NEST has officially become Google NEST, and will solely become a Google Product. Leo says that while Google has owned NEST for a while now, it had kept it largely autonomous, including the data it collected. No longer. No Google owns all the data it collects and will use it. Even worse, Leo says that Google is already phasing out support for other IoT devices and will solely be supported by Google Assistant. Leo says it's annoying when a company encourages you to deep dive into a product's ecosystem and then changes it so that it can't be used with other products.
Sundip was going to get a RING doorbell but then heard about their privacy issues. Leo says that Amazon bought RING and has addressed the issues. So RING is pretty good right now. But Google NEST also makes a doorbell, so if you'd prefer an alternative, the NEST is a good option.
George needs security cameras for his house. Leo says that the Wyze Cam is a good one, but a doorbell cam will stop package thieves dead in their tracks. There are two kinds: the Nest or Ring camera. They connect to the same power source as his doorbell, and he can get connected with his mobile device. The he can interact with the person on camera. It'll also record to the cloud. But he would need Internet.
Brian wants a good doorbell camera. Leo says that Nest Hello has facial recognition, but Ring has a cool feature called Neighborhood Watch, so he could share videos with neighbors. The Nest Hello Video Doorbell is the really cool, though. But remember, they're all going to be charging for storing video in the cloud.
(Disclaimer: Ring is a sponsor)
Chris is looking to get security cameras. Should he go with Nest or Ring? Should he have a service? Rich says he has a combination of the two, but it depends on if he wants a managed solution. Rich says that there really isn't a need to have a managed solution. It's expensive from month to month. Chris can piece together his own solution and do just as good.
Jorge wants to get a wireless doorbell. Suggestions? Leo says that he uses Ring, and they are also a sponsor. There's also Skybell. But these smart internet enabled doorbells represent a security risk because they're connected to the internet (called Internet of Things) and often they aren't updated. So if someone can break into his network, they may be able to break into his house or system. With that warning, Leo says that Ring does a great job.

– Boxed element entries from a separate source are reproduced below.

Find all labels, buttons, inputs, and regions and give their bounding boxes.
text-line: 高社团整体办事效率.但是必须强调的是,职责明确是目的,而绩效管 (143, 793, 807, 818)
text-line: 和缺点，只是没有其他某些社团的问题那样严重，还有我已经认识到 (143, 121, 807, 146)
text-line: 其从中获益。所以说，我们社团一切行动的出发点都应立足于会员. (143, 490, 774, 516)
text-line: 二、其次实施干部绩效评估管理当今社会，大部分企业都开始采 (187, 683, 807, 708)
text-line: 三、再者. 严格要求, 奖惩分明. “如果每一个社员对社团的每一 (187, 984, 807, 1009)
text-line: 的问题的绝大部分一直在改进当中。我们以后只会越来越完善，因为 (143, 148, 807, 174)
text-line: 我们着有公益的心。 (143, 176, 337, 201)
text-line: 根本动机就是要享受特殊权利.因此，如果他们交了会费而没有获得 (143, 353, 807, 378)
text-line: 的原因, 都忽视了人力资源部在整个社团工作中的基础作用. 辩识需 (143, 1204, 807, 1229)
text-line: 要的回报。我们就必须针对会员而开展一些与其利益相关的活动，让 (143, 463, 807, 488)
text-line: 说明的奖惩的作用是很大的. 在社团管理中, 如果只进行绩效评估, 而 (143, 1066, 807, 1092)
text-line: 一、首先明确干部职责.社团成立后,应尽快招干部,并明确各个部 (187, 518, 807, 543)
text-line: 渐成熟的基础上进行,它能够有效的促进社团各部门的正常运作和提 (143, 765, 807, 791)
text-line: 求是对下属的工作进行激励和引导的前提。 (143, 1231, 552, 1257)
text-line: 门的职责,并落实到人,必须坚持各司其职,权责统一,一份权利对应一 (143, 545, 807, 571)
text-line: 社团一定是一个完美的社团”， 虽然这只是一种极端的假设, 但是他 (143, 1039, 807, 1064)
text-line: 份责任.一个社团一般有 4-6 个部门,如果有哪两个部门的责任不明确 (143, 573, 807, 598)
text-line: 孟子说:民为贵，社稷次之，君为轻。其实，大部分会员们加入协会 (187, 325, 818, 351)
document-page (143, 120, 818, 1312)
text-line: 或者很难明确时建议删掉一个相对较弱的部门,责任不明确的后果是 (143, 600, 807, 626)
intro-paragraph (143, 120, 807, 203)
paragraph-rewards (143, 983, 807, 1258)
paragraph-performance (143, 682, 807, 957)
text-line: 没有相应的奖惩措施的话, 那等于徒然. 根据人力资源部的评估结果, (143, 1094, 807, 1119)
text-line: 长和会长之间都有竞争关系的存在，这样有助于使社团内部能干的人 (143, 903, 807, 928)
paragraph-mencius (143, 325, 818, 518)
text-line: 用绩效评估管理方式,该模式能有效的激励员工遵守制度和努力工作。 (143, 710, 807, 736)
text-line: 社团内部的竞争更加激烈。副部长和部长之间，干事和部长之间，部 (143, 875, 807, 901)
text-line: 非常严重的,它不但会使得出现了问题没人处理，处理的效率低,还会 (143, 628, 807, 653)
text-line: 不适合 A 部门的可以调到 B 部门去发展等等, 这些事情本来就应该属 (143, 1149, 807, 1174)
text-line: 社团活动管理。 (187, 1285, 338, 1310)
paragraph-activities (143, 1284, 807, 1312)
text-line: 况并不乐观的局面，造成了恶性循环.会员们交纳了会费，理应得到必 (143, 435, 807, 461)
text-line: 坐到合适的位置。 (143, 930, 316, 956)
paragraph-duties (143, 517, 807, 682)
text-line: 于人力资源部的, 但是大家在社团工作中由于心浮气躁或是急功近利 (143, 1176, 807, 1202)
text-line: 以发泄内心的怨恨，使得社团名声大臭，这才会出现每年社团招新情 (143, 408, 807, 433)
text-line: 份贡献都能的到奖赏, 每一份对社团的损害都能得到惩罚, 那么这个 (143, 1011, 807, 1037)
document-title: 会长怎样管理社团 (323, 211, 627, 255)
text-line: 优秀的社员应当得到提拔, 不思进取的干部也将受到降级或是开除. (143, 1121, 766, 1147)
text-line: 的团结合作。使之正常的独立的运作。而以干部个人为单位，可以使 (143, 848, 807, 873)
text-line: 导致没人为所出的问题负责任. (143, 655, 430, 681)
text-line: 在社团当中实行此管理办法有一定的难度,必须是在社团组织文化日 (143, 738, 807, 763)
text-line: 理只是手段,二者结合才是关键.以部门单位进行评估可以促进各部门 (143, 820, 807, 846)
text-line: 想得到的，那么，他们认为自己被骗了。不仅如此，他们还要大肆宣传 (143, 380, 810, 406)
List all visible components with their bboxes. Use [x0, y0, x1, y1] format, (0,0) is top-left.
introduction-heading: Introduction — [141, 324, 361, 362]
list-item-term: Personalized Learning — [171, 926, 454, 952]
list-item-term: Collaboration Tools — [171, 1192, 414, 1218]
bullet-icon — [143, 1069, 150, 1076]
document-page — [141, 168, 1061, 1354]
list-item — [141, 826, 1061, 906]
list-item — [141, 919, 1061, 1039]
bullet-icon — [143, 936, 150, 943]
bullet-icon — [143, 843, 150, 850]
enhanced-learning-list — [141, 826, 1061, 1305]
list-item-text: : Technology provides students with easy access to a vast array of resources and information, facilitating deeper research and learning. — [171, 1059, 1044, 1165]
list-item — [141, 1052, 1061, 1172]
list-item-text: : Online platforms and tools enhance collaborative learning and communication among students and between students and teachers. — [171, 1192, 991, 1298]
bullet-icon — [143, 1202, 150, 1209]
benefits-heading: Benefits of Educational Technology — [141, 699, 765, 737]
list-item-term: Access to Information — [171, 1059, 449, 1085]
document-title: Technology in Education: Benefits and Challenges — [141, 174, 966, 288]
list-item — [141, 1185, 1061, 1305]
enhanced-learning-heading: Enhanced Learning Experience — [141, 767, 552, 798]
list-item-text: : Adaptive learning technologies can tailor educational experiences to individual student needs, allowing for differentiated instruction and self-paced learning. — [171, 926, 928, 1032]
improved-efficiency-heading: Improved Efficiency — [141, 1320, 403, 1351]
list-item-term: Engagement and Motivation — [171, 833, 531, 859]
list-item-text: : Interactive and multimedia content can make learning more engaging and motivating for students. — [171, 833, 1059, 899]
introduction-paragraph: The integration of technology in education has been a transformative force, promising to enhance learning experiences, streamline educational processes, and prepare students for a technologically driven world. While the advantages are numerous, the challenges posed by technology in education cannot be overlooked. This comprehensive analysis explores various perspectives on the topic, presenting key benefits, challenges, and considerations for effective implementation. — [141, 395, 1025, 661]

Paul is looking for a good alarm system for his home. Leo says that the easiest way is to go to an alarm company like Bay Alarm. He'll need a phone line for it, and they charge a monthly fee for monitoring. Leo says that all of them are about the same, though. He can do it himself with SimpliSafe. He'd install his own sensors and cameras, and it monitors for a more affordable rate.
Leo has had the Nest IQ camera for review this past week. It's an indoor 4K camera, but it doesn't necessarily stream 4K over the network. Because it has such a high resolution camera, it can zoom and pan, and also has face recognition. It can see a person coming to the house and identify whether or not it's someone familiar or a stranger. It's an expensive camera, but because it's a Google company, Nest cameras are among the most secure cameras on the market.
Tom wants to add a security camera to his home. He wants to know which one to get and how secure they are. Can they be hacked? Leo says that there's a lot of concern over the "internet of things," which includes cameras. They don't get updated very often. Foscam made cameras that were easily hackable, so Leo suggests not getting them. He won't want to get the low end, off brand stuff either. It won't be secure.